Well, I read all sections of 5WD-02-Foundation-2003-09.pdf
where "identity" appears, here are the list of changes that will
be needed for an identity column:
- Only one identity column can appear in the column list. I have to check for this at CREATE, TABLE, ALTER TABLE ADD
COLUMN and ALTER TABLE ALTER COLUMN.
- ALTER TABLE ALTER COLUMN ... RESTART [WITH] or SET alter the sequence on the column.
- If colname is SERIAL GENERATED ALWAYS, then only "UPDATE SER colname = default" may occur.
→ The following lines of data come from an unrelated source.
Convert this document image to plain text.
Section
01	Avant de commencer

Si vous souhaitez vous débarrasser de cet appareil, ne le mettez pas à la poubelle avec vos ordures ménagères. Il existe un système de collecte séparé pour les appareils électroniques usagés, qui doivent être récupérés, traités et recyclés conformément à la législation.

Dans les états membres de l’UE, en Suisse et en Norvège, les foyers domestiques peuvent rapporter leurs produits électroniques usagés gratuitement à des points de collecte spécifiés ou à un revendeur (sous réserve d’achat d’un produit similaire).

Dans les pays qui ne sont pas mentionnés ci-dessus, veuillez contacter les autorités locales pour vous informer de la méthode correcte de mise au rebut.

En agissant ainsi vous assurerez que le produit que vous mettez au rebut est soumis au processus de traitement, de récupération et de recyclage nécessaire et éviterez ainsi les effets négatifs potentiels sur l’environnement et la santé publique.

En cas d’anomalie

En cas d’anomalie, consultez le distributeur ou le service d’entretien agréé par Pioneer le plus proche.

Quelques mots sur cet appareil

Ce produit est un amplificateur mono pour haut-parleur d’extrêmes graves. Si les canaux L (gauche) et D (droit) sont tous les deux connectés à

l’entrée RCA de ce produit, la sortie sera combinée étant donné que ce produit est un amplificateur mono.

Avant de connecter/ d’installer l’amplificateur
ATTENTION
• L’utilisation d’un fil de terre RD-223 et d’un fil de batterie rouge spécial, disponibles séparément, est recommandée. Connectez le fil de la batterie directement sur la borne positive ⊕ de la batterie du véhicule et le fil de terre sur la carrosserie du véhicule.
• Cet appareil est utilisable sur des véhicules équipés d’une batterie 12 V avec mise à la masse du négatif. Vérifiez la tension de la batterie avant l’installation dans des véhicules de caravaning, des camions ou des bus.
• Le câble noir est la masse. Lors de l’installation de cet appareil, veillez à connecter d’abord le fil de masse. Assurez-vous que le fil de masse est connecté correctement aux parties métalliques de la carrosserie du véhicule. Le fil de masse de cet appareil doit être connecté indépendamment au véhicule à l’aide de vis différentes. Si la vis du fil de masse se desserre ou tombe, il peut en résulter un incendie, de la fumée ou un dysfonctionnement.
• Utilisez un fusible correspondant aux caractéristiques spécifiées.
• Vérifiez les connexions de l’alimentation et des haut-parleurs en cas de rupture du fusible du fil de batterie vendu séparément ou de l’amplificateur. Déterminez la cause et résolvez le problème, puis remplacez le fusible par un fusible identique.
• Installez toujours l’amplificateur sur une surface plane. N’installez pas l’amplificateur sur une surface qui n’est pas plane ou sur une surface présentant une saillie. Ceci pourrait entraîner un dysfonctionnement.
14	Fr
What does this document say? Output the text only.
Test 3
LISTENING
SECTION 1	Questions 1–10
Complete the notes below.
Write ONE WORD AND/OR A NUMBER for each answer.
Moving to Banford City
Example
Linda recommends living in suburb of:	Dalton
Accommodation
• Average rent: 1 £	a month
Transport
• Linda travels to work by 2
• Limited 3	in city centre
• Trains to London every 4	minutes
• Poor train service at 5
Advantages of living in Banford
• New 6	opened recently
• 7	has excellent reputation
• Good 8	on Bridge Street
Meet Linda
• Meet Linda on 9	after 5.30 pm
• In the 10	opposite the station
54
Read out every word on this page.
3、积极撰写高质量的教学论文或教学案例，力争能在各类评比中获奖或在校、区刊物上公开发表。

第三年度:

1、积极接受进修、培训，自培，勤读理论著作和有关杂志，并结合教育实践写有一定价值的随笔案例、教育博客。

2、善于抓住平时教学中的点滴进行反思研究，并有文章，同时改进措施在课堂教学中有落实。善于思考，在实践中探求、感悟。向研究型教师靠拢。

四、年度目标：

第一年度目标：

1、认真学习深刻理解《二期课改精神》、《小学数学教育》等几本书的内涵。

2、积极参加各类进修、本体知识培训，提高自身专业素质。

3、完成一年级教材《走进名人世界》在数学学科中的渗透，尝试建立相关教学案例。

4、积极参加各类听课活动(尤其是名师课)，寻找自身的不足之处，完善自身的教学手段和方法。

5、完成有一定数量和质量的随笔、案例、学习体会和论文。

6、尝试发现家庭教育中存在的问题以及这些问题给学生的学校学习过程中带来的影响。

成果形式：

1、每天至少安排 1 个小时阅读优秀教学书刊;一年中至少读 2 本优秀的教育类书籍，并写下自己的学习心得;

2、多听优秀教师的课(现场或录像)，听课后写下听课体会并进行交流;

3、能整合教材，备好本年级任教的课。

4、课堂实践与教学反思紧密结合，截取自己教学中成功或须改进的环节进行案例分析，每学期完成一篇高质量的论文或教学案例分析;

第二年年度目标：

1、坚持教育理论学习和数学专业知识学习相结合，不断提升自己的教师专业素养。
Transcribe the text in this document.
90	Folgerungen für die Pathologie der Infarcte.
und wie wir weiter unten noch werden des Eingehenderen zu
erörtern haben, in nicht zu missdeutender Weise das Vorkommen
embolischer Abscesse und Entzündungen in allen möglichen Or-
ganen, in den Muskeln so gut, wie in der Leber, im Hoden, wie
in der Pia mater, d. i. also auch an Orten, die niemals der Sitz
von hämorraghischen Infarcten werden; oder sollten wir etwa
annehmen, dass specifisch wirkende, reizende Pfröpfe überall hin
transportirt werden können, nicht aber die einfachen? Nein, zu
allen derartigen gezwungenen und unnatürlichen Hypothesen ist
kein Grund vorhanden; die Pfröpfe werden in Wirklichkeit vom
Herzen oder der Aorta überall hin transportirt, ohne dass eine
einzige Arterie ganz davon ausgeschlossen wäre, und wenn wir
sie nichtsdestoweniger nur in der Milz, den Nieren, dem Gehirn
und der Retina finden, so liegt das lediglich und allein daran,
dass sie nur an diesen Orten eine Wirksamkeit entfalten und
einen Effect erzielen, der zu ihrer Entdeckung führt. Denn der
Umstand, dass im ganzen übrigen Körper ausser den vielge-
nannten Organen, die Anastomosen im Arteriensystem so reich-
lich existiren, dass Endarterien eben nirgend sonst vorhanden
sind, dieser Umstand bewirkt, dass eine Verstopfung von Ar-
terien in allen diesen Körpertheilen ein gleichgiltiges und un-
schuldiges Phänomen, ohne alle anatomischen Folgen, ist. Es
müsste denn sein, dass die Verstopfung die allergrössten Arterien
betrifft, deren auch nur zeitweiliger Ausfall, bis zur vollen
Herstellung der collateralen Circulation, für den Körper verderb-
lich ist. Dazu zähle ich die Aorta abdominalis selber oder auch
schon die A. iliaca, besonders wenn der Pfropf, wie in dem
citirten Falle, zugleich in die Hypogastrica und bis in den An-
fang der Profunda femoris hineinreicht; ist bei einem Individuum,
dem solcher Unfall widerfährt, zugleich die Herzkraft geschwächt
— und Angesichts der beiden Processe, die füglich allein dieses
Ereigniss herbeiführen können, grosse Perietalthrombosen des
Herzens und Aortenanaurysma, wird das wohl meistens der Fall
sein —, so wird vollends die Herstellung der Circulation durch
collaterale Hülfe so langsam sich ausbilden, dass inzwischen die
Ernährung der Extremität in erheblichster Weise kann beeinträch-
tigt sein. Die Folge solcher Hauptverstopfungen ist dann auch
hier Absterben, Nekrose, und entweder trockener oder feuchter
Then there's the DROP default question: should PostgreSQL
allow it or not? What I found about this in the standard is this:
definitions of the DEFAULT clause, the identity column specification
and the generation clause are mutually exclusive, see 11.4.
So, if you cannot specify a DEFAULT for an identity column,
you must not be able to drop it, although this isn't expressed
in the standard, it's just my opinion.
Is there anything else? I haven't found any.
Or I can't read between the lines, which is a skill
that isn't required for reading standards. :-)
> I'm not too happy with converting SERIAL4 and SERIAL8 into reserved
> words, either, as I believe this patch does.
Not really, only IDENTITY is added to the list of reserved words,
serial/serial4/serial8/bigserial are just type names:
# create table serial8 (serial8 serial8 primary key);
NOTICE: CREATE TABLE will create implicit sequence "serial8_serial8_seq"
for serial column "serial8.serial8"
NOTICE: CREATE TABLE / PRIMARY KEY will create implicit index
"serial8_pkey" for table "serial8"
CREATE TABLE
The others (AS, GENERATED) were added to the
non-reserved keyword list.
> Some other things missing are documentation and pg_dump support.
I am working on that. The documentation is easier. :-)
Also note, that I misread the generated column syntax as part of the
identity column syntax. So, the parsing should only recognize
SERIAL [ GENERATED { ALWAYS | BY DEFAULT } AS IDENTITY [ ( sequence_options ) ] ]
which I already fixed here and the sequence_options list
cannot be empty as with my previous attempt.